Zunächst werde es ein starkes Bedürfnis nach Kultur geben: "Weil die Ersatzunternehmungen natürlich nicht befriedigend sind. Man braucht ja dieses persönliche, direkte Erleben." Folgenschwer werde sein, dass insbesondere Einrichtungen mit zahlenmäßig starkem Publikum, also Theater und Konzerthäuser in der Reihe der Lockerungen als letzte drankommen würden.
Es treffe vielleicht weniger die ganz Großen, die könnten sich irgendwie retten, meint Eckhardt. "Aber die in der mittleren Größe, die werden sich davon kaum erholen." Bei wochen- oder monatelang geschlossenen Türen auch für Kulturhäuser seien die Folgen "ganz verheerend". Eigentlich müsste aber von da eine neue Kraft kommen.

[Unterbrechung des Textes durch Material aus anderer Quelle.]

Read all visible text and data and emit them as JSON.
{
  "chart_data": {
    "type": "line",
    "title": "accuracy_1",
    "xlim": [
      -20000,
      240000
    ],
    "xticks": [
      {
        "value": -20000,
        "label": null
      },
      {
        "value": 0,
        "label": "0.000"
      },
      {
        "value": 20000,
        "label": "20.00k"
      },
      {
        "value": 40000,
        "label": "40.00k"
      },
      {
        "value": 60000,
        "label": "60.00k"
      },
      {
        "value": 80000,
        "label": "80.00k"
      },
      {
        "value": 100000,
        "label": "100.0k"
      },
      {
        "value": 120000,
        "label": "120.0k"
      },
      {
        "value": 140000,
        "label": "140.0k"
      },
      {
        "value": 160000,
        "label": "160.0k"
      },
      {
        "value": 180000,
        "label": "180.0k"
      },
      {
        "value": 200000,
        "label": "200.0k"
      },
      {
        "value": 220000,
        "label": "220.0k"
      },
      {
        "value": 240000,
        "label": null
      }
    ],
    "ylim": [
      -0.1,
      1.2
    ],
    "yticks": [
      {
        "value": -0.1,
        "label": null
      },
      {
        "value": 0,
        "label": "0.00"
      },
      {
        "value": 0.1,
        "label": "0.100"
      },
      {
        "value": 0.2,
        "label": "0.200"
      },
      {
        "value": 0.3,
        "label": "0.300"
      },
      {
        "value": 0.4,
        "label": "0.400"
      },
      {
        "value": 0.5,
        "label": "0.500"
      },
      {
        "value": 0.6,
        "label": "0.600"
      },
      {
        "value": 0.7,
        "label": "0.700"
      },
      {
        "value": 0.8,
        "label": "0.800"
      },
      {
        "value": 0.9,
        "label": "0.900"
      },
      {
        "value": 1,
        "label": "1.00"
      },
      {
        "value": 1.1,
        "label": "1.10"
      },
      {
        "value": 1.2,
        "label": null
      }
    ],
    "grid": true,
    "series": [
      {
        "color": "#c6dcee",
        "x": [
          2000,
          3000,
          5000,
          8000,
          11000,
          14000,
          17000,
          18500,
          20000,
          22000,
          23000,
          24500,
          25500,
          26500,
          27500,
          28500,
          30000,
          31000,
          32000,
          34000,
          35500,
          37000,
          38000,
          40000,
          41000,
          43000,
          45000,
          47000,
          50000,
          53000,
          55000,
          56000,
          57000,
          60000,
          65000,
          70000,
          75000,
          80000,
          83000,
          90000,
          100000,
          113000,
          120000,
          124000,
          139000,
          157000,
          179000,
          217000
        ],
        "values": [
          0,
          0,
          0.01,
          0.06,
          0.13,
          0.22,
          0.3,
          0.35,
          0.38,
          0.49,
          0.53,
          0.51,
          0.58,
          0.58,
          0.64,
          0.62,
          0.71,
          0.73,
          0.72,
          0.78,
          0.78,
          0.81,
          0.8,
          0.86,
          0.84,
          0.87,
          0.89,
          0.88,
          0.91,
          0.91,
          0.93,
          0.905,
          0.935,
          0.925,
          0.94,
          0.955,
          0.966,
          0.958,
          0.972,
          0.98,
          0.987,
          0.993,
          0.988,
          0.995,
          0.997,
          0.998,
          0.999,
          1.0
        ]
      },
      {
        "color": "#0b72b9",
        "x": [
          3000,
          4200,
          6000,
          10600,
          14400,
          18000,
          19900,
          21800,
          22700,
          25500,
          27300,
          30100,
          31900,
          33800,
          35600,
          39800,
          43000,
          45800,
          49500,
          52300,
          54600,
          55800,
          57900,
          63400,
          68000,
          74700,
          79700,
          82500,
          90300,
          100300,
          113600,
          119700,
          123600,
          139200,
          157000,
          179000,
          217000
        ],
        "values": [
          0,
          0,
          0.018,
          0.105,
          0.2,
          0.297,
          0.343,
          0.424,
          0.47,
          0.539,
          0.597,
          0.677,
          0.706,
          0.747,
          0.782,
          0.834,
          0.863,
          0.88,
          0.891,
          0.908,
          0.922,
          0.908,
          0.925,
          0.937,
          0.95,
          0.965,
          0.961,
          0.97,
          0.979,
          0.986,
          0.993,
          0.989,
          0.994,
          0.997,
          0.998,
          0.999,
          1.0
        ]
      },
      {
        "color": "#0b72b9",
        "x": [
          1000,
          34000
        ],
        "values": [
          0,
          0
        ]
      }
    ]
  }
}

Lösungen aus der Vergangenheit
Als junger Mann hat Eckhardt das Nachkriegsdeutschland erlebt und hofft, dass man sich zur Bewältigung auch jetzt an Lösungen von damals erinnert: "Damals etwas ganz Wichtiges: dass die Lasten gerecht verteilt wurden." Es habe das Lastenausgleichsgesetz gegeben. Er wolle "dringend daraufhinweisen, etwas ähnliches diesmal wieder zu machen". Es sei seine allergrößte Sorge, dass das diesmal vergessen werden könnte, und die Lasten ungleich verteilt würden. Das gelte nicht nur für Deutschland, sondern auch für Europa.